Women on Boards. SB 826 requires California-based publicly held corporations to have on their board of directors at least one female—defined as people who self-identify as women, regardless of their designated sex at birth. The deadline for compliance is December 31, 2019. A corporation may need to increase its authorized number of directors to comply with this requirement. The bill imposes minimum seat requirements that must be filled by women, proportional to the total number of seats, by December 31, 2021. The Secretary of State must publish a report by July 1, 2019 of the number of corporations whose principal executive offices are in California and have at least one female director, and an annual report beginning March 1, 2020, detailing the number of corporations that (1) complied with requirements in 2019, (2) moved their headquarters in or out of California, and (3) were subject to these provisions during 2019, but no longer publicly traded.

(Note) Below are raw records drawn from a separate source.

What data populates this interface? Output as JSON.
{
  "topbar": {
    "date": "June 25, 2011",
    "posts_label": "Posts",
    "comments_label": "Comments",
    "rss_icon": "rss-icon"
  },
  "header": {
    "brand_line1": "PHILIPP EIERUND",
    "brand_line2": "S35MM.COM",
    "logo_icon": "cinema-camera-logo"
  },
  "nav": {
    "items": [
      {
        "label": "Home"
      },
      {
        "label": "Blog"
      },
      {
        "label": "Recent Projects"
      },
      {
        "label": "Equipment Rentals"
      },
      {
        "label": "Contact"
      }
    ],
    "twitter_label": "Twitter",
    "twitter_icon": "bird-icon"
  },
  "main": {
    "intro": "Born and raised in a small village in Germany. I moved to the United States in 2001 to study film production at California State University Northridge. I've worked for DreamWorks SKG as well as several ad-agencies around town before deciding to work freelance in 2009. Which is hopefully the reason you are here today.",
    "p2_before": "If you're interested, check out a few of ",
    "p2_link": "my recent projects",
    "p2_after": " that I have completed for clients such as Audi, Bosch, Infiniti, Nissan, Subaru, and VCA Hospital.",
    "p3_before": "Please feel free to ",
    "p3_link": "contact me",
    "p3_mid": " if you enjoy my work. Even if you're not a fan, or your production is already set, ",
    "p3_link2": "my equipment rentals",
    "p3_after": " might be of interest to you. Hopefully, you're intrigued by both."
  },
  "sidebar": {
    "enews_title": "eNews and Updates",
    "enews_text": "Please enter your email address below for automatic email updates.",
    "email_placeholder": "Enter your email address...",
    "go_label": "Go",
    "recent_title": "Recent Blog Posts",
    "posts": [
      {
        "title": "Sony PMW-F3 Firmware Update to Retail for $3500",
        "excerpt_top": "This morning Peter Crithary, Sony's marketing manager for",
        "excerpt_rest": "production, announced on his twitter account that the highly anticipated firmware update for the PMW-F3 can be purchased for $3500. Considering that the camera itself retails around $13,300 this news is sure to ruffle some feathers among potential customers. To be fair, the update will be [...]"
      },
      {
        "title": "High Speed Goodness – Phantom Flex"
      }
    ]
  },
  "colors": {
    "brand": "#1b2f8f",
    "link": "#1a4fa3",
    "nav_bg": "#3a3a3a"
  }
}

For each director’s seat not held by a female during at least a portion of the calendar year—when by law it should have been—the corporation will be subject to a $100,000 fine for the first violation and a $300,000 fine for further violations. Corporations that fail to timely file board member information with the Secretary of State will also be subject to a $100,000 fine. Adds sections 301.3 and 2115.5 to the Corporations Code.

Mediation Confidentiality. SB 954 requires attorneys, except in class actions, to provide their mediating clients with a written disclosure containing the confidentiality restrictions provided in Section 1119 of the Evidence Code and obtain the client’s written acknowledgment that the client has read and understands the confidentiality restrictions. This duty arises as soon as reasonably possible before the client agrees to participate in mediation or a mediation consultation. The bill is of little consequence as an attorney’s failure to comply is not a basis to set aside an agreement prepared in or pursuant to a mediation. Amends Evidence Code section 1122 and adds Evidence Code section 1129.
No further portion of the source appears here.